Кухарка привету с родины обрадовалась, подхватила – на польском. Потом, мешая языки, вместе исполнили «Подмосковные вечера», «Варшавянку», «Ты ж меня пидманула».
Голова у Богданы приятно кружилась, из окна тянуло свежестью, садовые розы дурманили ароматами, Грася казалась все более милой, а богатый особняк представлялся собственным, родным домом.
И, хотя выпили много, мерзостей опьянения девушка так и не познала – ее просто сморило прямо в парадной зале, в мягком кресле.
Она вынырнула из черной дыры на рассвете. Ждала похмелья, головной боли и рези в глазах, но опять нет. Тело переполняла необыкновенная легкость, хотелось разом схватиться и сделать тысячу дел.
Богдана вскочила. Накрыла пледом Грасю (та смачно храпела прямо на ковре). Сходила на кухню, выдавила себе сока из пяти апельсинов. Сбегала на озеро искупаться. Вернулась, позавтракала, ликвидировала следы вчерашнего пиршества, загрузила посудомоечную машину, подмела (чтобы не гудеть пылесосом) пол в гостиной. Когда, ближе к полудню, кухарка пробудилась, Богдана, в шортиках и легком топике, уже взобралась на стремянку и начала снимать тяжеленные портьеры.
– Ты чего делаешь? – Грася наградила ее непонимающим взглядом.
– Как что? Генеральную уборку!
– И голова на лестнице не кружится?
– Не-а.
– Вот она, молодость, – завистливо проворчала кухарка. – А у меня башка взорвется сейчас!
– Могу предложить советский анальгин!
– Дженькуе бардзо [15] Спасибо большое ( польск .).
, – поморщилась Грася. – Я лучше итальянской граппы.

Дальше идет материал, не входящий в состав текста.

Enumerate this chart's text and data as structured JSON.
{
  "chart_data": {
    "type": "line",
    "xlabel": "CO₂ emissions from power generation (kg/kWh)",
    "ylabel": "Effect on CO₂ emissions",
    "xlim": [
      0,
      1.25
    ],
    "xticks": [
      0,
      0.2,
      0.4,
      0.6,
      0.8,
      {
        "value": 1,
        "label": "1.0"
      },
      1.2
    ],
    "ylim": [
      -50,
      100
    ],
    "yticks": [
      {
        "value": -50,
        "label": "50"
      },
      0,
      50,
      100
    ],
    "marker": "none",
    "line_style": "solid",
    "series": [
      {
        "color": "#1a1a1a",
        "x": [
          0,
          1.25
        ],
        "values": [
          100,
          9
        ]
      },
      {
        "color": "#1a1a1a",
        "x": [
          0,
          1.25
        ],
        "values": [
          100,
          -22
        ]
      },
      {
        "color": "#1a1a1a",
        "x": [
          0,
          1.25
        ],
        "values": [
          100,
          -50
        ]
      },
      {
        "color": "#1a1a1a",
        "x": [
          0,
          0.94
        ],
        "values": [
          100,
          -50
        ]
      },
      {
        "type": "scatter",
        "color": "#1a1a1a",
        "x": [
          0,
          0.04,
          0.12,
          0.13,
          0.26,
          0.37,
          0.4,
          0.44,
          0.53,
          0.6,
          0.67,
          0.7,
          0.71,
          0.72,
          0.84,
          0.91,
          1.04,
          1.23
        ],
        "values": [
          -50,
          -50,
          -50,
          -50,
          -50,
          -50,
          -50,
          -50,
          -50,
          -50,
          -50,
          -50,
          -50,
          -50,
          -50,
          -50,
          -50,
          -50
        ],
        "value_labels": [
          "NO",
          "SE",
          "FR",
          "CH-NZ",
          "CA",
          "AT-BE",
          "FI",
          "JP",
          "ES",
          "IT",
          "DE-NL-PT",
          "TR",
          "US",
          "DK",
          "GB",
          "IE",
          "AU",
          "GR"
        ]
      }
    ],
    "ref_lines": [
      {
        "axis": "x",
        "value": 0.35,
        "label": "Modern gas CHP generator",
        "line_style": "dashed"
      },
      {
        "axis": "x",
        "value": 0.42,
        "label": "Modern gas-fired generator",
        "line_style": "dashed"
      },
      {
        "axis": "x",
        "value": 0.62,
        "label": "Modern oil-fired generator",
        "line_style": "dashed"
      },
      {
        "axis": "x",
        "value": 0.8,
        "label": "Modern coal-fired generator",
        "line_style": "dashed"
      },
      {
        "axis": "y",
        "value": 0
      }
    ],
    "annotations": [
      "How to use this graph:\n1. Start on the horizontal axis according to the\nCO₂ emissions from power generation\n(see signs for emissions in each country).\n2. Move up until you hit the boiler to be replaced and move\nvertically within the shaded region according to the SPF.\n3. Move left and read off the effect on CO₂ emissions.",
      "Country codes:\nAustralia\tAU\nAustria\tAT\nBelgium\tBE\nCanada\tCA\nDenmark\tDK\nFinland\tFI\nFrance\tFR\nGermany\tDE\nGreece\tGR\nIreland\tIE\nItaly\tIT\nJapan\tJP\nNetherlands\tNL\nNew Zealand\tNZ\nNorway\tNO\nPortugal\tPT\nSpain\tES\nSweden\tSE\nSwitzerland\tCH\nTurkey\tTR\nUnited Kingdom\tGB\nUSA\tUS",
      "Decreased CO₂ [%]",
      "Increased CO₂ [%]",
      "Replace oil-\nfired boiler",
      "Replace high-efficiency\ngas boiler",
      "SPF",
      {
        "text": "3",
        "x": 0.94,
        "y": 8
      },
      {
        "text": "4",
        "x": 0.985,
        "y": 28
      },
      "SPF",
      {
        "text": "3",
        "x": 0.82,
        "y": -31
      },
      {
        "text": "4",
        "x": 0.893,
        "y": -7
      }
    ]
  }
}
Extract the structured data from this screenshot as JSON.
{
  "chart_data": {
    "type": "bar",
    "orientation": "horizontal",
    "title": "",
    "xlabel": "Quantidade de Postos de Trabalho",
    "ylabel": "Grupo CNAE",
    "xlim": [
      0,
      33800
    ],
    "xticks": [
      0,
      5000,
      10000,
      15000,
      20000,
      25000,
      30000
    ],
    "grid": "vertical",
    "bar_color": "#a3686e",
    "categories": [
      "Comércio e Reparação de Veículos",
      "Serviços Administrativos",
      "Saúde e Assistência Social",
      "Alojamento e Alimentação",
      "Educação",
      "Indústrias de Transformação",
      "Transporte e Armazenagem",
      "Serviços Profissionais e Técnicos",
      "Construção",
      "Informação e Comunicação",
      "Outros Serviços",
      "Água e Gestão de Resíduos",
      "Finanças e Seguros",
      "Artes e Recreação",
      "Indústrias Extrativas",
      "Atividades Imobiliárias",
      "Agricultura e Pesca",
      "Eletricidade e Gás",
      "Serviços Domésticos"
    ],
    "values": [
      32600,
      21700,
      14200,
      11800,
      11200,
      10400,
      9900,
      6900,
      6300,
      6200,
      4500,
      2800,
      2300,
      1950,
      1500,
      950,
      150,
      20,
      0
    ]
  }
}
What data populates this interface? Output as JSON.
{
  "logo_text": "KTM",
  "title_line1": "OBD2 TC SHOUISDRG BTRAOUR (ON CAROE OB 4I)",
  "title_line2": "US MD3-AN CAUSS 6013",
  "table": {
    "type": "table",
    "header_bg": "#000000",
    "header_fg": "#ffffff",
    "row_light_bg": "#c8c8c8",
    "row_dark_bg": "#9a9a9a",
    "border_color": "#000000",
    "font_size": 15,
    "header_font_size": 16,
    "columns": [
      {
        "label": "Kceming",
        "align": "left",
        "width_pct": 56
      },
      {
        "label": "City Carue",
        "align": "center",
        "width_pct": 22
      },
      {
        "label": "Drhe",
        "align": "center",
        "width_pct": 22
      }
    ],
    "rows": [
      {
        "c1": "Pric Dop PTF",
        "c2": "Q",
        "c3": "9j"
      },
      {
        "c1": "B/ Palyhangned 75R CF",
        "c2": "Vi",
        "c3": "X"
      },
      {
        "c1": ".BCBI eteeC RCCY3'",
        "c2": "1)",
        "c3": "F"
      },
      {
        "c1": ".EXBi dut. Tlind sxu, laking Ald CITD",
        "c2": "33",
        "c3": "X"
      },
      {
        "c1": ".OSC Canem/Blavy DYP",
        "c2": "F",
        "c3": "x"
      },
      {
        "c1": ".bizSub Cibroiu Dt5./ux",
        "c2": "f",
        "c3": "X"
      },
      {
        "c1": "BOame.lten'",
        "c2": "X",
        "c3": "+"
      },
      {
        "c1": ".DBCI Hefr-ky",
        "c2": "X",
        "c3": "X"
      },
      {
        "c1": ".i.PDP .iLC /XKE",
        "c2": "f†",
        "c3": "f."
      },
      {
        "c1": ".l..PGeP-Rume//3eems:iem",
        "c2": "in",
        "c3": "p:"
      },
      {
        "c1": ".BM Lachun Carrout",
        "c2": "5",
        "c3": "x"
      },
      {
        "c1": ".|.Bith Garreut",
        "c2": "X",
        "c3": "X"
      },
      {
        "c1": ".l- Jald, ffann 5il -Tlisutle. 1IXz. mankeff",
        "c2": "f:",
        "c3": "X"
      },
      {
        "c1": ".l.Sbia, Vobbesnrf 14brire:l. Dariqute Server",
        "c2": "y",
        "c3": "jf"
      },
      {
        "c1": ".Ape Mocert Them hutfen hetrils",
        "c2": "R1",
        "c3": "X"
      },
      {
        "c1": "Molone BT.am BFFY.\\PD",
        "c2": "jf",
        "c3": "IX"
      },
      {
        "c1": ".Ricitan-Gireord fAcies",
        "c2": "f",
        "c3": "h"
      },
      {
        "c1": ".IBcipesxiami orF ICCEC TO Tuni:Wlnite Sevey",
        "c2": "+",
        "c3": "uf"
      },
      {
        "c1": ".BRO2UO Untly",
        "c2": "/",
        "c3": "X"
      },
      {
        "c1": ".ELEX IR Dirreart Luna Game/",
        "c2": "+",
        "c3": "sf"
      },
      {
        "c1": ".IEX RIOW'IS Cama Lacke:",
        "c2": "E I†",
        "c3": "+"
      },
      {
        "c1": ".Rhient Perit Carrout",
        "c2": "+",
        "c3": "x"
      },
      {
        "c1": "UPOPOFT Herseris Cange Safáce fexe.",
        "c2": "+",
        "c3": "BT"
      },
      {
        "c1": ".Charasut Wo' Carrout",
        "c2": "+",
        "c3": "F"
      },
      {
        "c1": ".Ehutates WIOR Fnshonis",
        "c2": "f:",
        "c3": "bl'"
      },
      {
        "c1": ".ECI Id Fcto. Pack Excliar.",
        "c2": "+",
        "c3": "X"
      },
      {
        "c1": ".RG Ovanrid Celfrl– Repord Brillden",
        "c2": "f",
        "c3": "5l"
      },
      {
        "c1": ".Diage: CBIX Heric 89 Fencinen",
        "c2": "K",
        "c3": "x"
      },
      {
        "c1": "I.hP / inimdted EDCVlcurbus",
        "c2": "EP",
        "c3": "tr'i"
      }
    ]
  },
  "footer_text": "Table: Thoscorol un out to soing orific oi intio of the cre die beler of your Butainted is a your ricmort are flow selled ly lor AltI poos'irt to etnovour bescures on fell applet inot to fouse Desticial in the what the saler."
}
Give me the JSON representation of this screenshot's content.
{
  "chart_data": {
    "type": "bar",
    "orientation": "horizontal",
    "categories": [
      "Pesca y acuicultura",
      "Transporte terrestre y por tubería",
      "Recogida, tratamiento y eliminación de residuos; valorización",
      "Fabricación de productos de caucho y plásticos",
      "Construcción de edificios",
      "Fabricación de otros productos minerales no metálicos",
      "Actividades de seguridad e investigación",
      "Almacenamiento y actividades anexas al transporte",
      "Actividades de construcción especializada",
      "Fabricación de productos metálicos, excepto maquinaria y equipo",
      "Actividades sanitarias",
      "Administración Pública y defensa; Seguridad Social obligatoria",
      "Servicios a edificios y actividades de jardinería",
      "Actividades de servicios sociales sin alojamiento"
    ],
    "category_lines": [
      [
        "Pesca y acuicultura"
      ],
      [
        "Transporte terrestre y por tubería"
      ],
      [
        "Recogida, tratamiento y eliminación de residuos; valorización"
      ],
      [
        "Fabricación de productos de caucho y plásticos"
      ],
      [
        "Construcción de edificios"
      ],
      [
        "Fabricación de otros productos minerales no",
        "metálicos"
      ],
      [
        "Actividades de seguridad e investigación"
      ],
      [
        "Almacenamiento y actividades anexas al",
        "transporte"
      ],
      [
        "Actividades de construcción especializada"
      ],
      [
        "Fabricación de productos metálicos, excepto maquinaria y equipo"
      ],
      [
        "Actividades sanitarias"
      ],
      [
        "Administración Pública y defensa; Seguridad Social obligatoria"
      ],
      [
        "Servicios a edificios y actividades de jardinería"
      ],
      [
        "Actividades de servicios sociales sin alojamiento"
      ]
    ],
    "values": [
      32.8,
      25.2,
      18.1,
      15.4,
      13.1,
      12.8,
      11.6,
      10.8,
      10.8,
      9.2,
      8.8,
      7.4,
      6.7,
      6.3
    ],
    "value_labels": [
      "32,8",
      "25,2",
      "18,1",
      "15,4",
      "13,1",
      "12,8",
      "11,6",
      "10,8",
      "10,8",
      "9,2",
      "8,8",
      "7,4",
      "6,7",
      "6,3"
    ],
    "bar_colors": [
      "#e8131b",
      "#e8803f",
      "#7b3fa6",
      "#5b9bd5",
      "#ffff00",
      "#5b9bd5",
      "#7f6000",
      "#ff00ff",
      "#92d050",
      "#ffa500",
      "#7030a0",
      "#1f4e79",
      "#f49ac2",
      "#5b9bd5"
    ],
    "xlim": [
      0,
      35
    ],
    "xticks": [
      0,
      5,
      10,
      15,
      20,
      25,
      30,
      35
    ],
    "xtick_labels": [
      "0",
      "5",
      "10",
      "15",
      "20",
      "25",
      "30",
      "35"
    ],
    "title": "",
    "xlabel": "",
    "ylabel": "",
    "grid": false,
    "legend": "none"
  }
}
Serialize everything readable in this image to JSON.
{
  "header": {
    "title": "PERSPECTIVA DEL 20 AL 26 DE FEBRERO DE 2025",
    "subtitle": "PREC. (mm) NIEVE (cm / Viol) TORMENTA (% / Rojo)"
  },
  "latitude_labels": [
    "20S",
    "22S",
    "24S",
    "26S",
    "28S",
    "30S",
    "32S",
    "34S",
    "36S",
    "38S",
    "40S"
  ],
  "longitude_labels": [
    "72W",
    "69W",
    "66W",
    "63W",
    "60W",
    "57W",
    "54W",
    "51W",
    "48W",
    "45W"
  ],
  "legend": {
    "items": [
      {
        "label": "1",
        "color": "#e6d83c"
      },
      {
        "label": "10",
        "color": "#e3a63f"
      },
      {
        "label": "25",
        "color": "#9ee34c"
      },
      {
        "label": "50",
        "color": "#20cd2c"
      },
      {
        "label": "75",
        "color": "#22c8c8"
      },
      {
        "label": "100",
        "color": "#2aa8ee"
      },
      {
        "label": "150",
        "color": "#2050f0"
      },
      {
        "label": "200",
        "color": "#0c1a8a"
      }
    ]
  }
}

Она тяжело поднялась и уползла похмеляться.
Богдана осталась на стремянке. До чего приятно, когда хозяев нет! И стоять под теплым ветром из раскрытого окна не в вечных тренировочных, а в легоньких шортах тоже классно. Да и с уборкой, права Грася, спешить незачем. Мысли порхали яркими бабочками. Портьера – зеленая, шелковая, приятная на ощупь. Вспомнился фильм «Унесенные ветром» – посмотрела в видеосалоне незадолго до отъезда. Правильно Скарлетт придумала – из такой ткани платье сшить!
Богдана отцепила, наконец, портьеру от карниза, спустилась на пол, но к стиральной машине не пошла. Вместо этого тоже начала себе наряд сооружать. Утянуть талию, левая рука открыта, мантия волочется по полу – да просто королевский вариант!
В парадной зале имелось огромное, во всю стену, зеркало. Богдана встала перед ним и обалдела. Не хуже Ветлицкой или Варум, ей-богу! Что бы спеть? К попсе помпезный наряд никак не располагал. Бабушка любила оперу «Манон Леско», и Богдана, чтобы порадовать старуху, выучила когда-то ее любимую арию. Ее сейчас и затянула – на итальянском, как положено:
– Sola, perduta, abbandonata in landa desolata!
Orror! Intorno a me s’oscura il ciel.
Ahimè, son sola! [16] Одна, потеряна, покинута в этих пустынных землях! О ужас! Темнеет небо надо мной. Увы, я одна. Джакомо Пуччини, «Манон Леско». Перевод на русский язык Александра Кузьмина.